It’s Been Forty Years, And We Still Don’t Know Where Jimmy Hoffa Is [Video]
Forty years ago today, former Teamsters President Jimmy Hoffa went to lunch at the Macchus Red Fox Restaurant near Detroit. He hasn't been seen or heard from since, and his body has never been found.
We've all heard rumors about what happened to Jimmy, but nothing's ever been confirmed.
He told his wife in a phone call shortly before his disappearance that a meeting with some people associated with the Detroit Mafia had not gone off as scheduled, and that was the last he was heard from.
Rumors about what happened to Jimmy have floated around Michigan for years, the most popular I can remember from my teenage years was that he was buried in the concrete supports of the I-696 freeway near the Motor City. Other rumors have existed over the years, including the he was buried in the end zone of the old Giants Stadium in Rutherford, New Jersey (as former New York Giants punter Sean Landeta once joked, "It gives a whole new meaning to kicking into the coffin corner") , or beneath a barn on farmland in Milford (an area that extensively searched in 2013 in an attempt to find the body).
The only thing we know fro certain is that a strand of his hair was found in his friend (and mob associate) Chuckie O'Brien's car. O'Brien has never commented on the finding, and has remained mum about it ever since.
The list of mob-involved enemies that Hoffa had was lengthy, and the two he was to have met that day, Tony (Pro) Provenzano of the New Jersey Mafia and Anthony (Tony Jack) Giacalone from the Detroit Mafia, both had iron clad alibis. But that doesn't mean they didn't have him killed.
According to the web site PrarieGhosts.com, admitted mob hit man, Ralph Picardo, said in his memoirs that Hoffa’s body was put in a 55-gallon steel drum and carted away in a truck. Picardo said he didn’t know where it was taken but one theory had it that the drum was buried on the grounds of Brother Moscato’s garbage dump, a toxic waste site in Jersey City, New Jersey.
The best guess of Detroit law makers always revolved around a mob hit orchestrated by Salvatore Briguglio.
Federal investigators speculate that two or three coconspirators may have witnessed Briguglio shoot and kill Hoffa.
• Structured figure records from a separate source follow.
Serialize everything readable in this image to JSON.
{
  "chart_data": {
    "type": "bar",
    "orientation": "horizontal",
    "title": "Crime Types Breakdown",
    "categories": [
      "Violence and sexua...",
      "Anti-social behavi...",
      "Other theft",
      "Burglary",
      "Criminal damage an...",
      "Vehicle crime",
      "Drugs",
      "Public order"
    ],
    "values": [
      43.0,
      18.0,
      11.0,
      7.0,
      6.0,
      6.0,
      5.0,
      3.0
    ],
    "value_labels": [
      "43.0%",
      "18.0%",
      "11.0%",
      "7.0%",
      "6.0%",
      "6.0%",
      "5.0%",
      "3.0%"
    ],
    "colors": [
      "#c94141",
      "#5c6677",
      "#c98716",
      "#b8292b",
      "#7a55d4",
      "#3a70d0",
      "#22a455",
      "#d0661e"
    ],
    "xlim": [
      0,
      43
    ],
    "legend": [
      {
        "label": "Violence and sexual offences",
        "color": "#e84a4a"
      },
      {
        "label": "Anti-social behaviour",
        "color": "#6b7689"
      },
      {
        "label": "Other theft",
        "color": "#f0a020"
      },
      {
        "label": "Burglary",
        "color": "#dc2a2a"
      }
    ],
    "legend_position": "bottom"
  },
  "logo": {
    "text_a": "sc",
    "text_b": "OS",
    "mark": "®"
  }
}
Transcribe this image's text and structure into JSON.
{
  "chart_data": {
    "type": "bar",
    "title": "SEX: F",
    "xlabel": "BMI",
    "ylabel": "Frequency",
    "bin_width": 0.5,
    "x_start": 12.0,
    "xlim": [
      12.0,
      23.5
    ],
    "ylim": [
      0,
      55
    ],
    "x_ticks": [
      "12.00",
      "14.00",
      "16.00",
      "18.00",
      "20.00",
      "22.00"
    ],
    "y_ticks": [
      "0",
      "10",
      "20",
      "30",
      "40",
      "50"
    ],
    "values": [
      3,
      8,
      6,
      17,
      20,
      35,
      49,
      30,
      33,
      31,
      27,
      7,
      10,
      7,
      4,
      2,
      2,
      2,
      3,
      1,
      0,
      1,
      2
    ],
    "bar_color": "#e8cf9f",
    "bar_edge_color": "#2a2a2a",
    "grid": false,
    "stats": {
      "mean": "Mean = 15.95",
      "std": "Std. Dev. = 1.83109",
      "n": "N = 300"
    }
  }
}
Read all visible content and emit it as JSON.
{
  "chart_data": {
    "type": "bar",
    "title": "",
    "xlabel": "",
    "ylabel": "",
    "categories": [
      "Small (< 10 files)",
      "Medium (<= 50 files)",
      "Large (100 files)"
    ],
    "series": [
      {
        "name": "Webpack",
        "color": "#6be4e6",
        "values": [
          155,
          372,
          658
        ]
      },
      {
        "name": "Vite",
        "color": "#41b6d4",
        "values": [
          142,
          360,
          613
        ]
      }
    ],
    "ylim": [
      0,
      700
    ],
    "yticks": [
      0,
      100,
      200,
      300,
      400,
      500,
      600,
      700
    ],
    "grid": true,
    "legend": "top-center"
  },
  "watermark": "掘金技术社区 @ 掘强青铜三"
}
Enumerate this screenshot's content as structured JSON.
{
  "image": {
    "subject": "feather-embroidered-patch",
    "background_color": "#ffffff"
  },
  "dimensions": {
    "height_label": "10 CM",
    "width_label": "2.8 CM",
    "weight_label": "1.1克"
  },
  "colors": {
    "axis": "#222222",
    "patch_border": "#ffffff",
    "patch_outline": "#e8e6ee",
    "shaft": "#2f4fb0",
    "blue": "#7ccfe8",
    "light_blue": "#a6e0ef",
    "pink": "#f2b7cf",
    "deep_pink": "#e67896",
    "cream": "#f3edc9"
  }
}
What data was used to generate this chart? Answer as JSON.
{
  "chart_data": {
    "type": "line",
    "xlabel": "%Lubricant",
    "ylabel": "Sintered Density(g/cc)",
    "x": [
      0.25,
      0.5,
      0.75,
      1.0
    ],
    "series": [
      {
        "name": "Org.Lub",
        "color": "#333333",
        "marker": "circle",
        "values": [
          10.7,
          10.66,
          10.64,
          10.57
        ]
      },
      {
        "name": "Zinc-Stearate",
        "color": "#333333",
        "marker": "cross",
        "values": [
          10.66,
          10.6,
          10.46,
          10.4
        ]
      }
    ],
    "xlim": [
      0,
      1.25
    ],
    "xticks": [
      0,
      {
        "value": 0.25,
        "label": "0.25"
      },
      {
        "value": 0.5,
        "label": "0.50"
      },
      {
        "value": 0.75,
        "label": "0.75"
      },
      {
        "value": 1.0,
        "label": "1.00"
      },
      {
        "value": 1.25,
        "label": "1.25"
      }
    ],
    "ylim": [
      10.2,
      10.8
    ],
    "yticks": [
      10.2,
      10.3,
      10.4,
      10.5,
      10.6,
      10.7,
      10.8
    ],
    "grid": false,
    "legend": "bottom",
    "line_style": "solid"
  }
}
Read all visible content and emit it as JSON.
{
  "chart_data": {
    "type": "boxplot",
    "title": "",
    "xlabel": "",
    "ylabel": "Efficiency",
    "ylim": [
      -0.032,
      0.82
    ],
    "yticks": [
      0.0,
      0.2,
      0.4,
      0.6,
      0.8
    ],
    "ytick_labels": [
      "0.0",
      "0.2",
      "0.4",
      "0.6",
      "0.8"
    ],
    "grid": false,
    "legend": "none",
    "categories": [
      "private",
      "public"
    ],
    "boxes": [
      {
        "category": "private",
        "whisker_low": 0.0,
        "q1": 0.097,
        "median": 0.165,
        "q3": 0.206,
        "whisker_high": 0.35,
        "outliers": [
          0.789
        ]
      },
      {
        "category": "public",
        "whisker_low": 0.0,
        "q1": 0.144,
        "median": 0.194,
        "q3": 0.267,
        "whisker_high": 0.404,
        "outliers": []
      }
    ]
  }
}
Two of them have been identified as Gabriel Briguglio, Sal’s brother; and Thomas Andretta, another Local 560 business agent. A fourth possible conspirator was Stephen Andretta, Thomas’s brother, who allegedly served as Provenzano’s alibi back in New Jersey.
Briguglio was murdered in 1978.
It was this idea that inspired Danny DeVito, as he imagined it in the ending to bio-pic Hoffa, which starred Jack Nicholson.